独孤柔声音很轻,语气里却对独孤恒有几分怨恨。
她如何不怨?如何不恨?
娘亲走后,先将管家权交给了她,后面父亲又跟她说,将管家权交给大姨娘,让她来管内院事务。
而且还为了顾及大姨娘的颜面,让她这个女儿明面上来管,就相当等于一个傀儡,只能接受大姨娘的指示去做。
这些年其实大姨娘做的事情她都知道,可她没办法,没办法出手去救,因为她根本就拗不过父亲。
所以她才用激将法,让阿妍来掌管管家权。
“刺客?”独孤妍眸子微垂,神色晦暗不明,她记得娘亲确实是中了一次箭,只不过那时候她懵懵懂懂,只记得哭,也不记得发生了什么,导致之后就遗忘了。

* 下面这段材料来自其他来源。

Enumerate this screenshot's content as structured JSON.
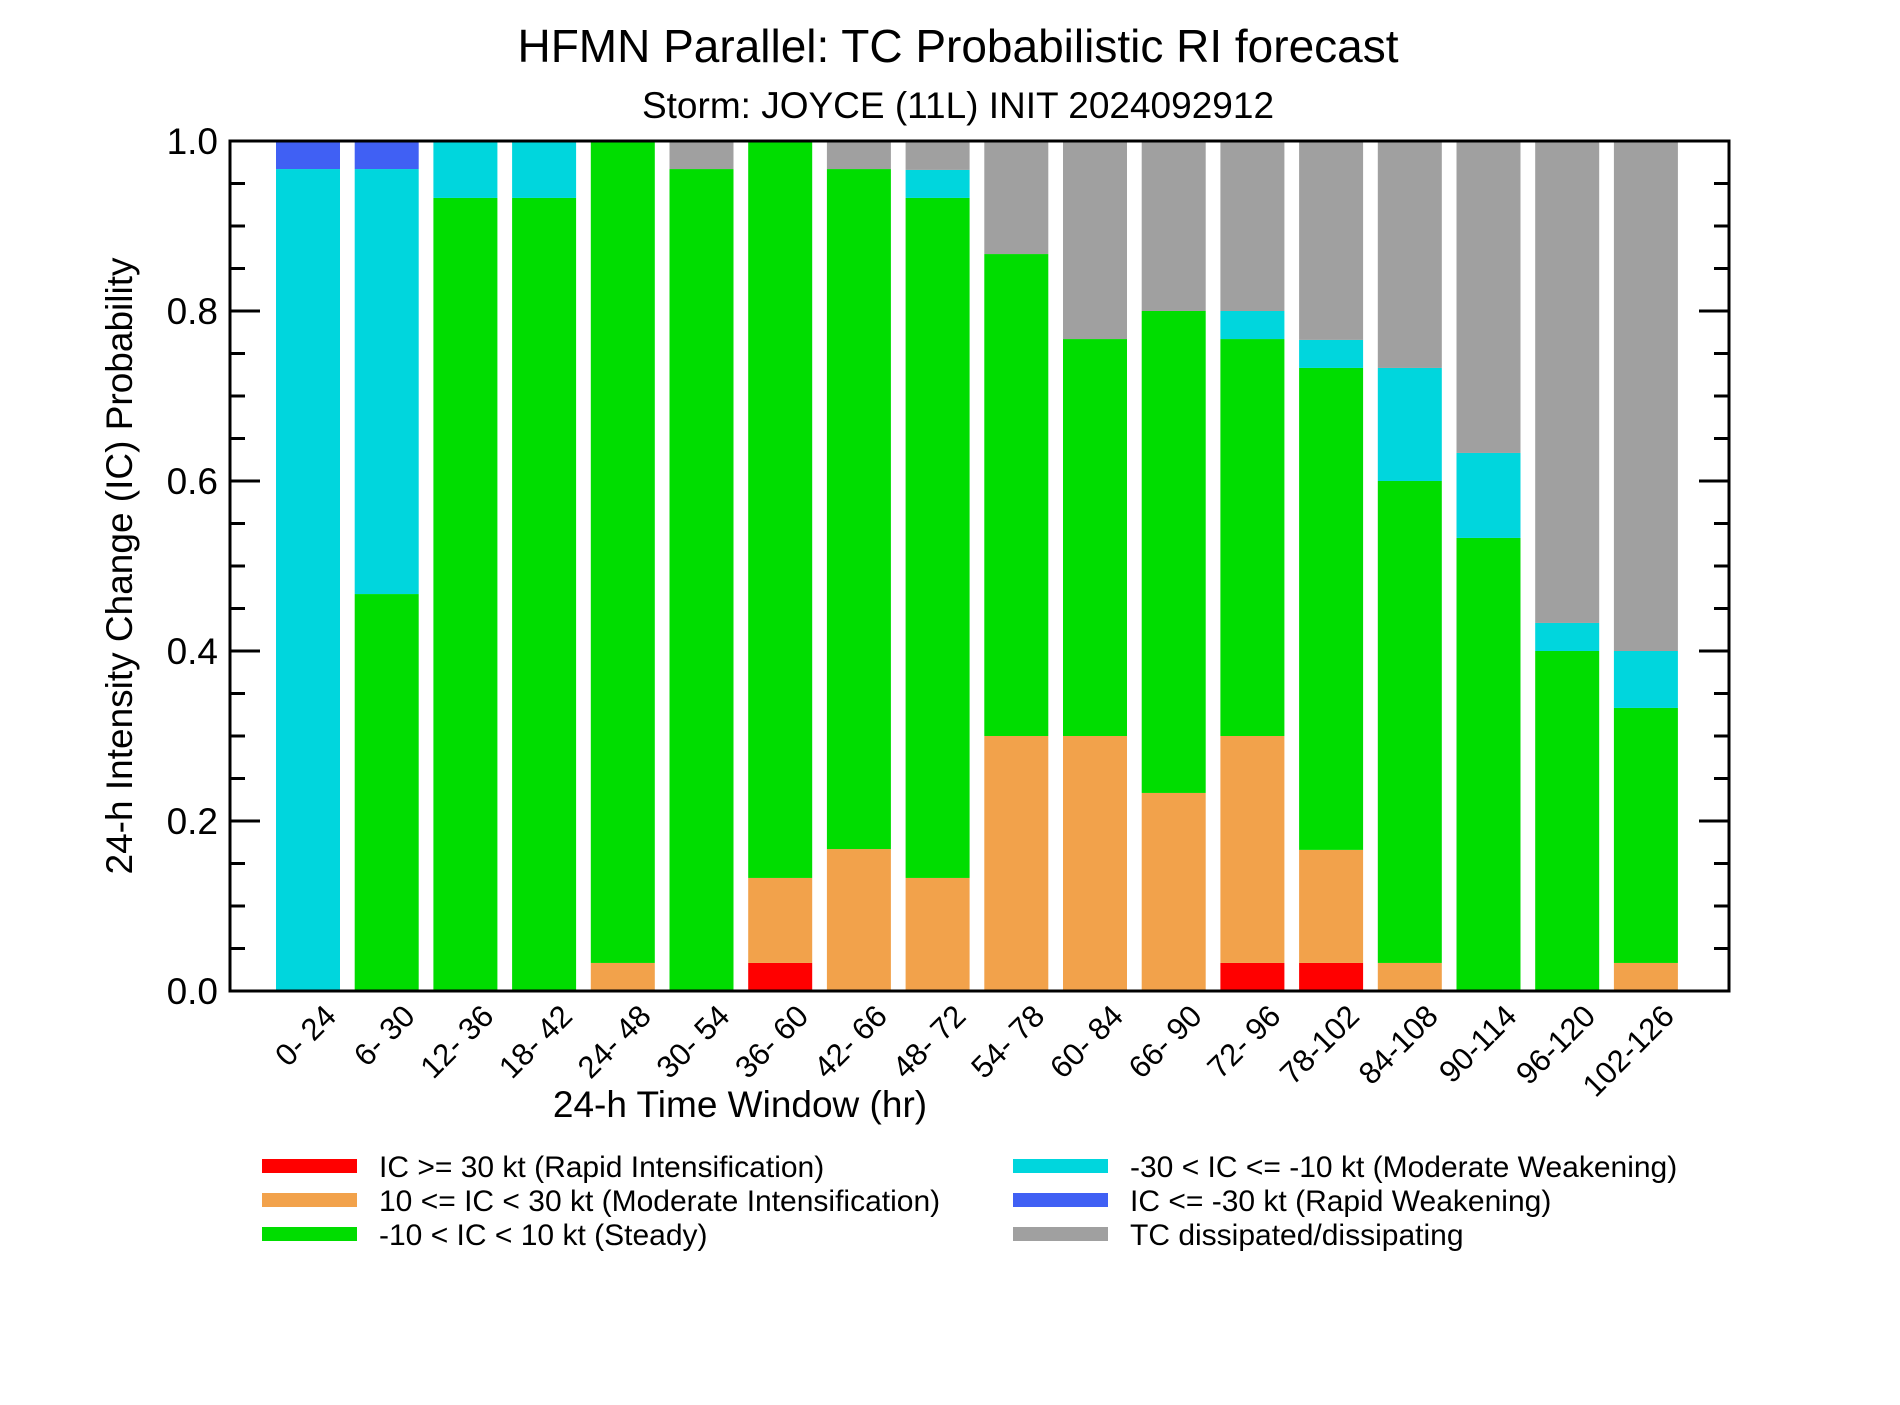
{
  "chart_data": {
    "type": "bar",
    "stacked": true,
    "title": "HFMN Parallel: TC Probabilistic RI forecast",
    "subtitle": "Storm: JOYCE (11L) INIT 2024092912",
    "xlabel": "24-h Time Window (hr)",
    "ylabel": "24-h Intensity Change (IC) Probability",
    "ylim": [
      0,
      1
    ],
    "yticks": [
      "0.0",
      "0.2",
      "0.4",
      "0.6",
      "0.8",
      "1.0"
    ],
    "grid": false,
    "legend_position": "bottom",
    "categories": [
      "0- 24",
      "6- 30",
      "12- 36",
      "18- 42",
      "24- 48",
      "30- 54",
      "36- 60",
      "42- 66",
      "48- 72",
      "54- 78",
      "60- 84",
      "66- 90",
      "72- 96",
      "78-102",
      "84-108",
      "90-114",
      "96-120",
      "102-126"
    ],
    "series": [
      {
        "name": "IC >= 30 kt (Rapid Intensification)",
        "color": "#ff0000",
        "values": [
          0,
          0,
          0,
          0,
          0,
          0,
          0.033,
          0,
          0,
          0,
          0,
          0,
          0.033,
          0.033,
          0,
          0,
          0,
          0
        ]
      },
      {
        "name": "10 <= IC < 30 kt (Moderate Intensification)",
        "color": "#f2a24b",
        "values": [
          0,
          0,
          0,
          0,
          0.033,
          0,
          0.1,
          0.167,
          0.133,
          0.3,
          0.3,
          0.233,
          0.267,
          0.133,
          0.033,
          0,
          0,
          0.033
        ]
      },
      {
        "name": "-10 < IC < 10 kt (Steady)",
        "color": "#00dd00",
        "values": [
          0,
          0.467,
          0.933,
          0.933,
          0.967,
          0.967,
          0.867,
          0.8,
          0.8,
          0.567,
          0.467,
          0.567,
          0.467,
          0.567,
          0.567,
          0.533,
          0.4,
          0.3
        ]
      },
      {
        "name": "-30 < IC <= -10 kt (Moderate Weakening)",
        "color": "#00d6dd",
        "values": [
          0.967,
          0.5,
          0.067,
          0.067,
          0,
          0,
          0,
          0,
          0.033,
          0,
          0,
          0,
          0.033,
          0.033,
          0.133,
          0.1,
          0.033,
          0.067
        ]
      },
      {
        "name": "IC <= -30 kt (Rapid Weakening)",
        "color": "#4060f4",
        "values": [
          0.033,
          0.033,
          0,
          0,
          0,
          0,
          0,
          0,
          0,
          0,
          0,
          0,
          0,
          0,
          0,
          0,
          0,
          0
        ]
      },
      {
        "name": "TC dissipated/dissipating",
        "color": "#a0a0a0",
        "values": [
          0,
          0,
          0,
          0,
          0,
          0.033,
          0,
          0.033,
          0.033,
          0.133,
          0.233,
          0.2,
          0.2,
          0.233,
          0.267,
          0.367,
          0.567,
          0.6
        ]
      }
    ],
    "legend_order": [
      0,
      3,
      1,
      4,
      2,
      5
    ]
  }
}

长姐如今说娘亲的死跟那次狩猎娘亲被埋伏中的箭有关,那她就得顺着这个好好查查。
她就不信,这群刺客真的是冲着父亲来的。
“我平时如此敬重父亲,未曾想到他竟是这般人。”独孤妍脸色平静的斟着茶,淡淡的开口说道。
但她心里不好受。
一点都不好受。
父亲是受害者,娘亲就不是受害者了?
她被爷爷强势嫁给独孤家,无父无母没有任何靠山的她当初会是怎样的害怕跟绝望?
如果说重生前她对独孤恒还有那么一点父女之情,那现在已经完全没有了。
人是最没有耐心,也最绝情的。
会在一次又一次的失望中将心里的感情消耗干净。
父亲已经让她太失望了。
正妻入门一个月就纳妾,这是对正妻的侮辱。
“这也怪不得父亲,父亲也是受害者,娘亲也是命苦。”独孤柔心里苦笑了声,看着独孤妍开口道:“这件事你别阿渝说,我怕他受不了去跟父亲争吵。”
平日里敬重的父亲竟是这般模样,他若是知道了,心里定会是非常难受的。
“嗯。”独孤妍应答道:“我知道了。”
她冰冷的面上让人看不出喜怒,对于独孤恒也没有表露出失望,这让独孤柔心里微微安定了一些。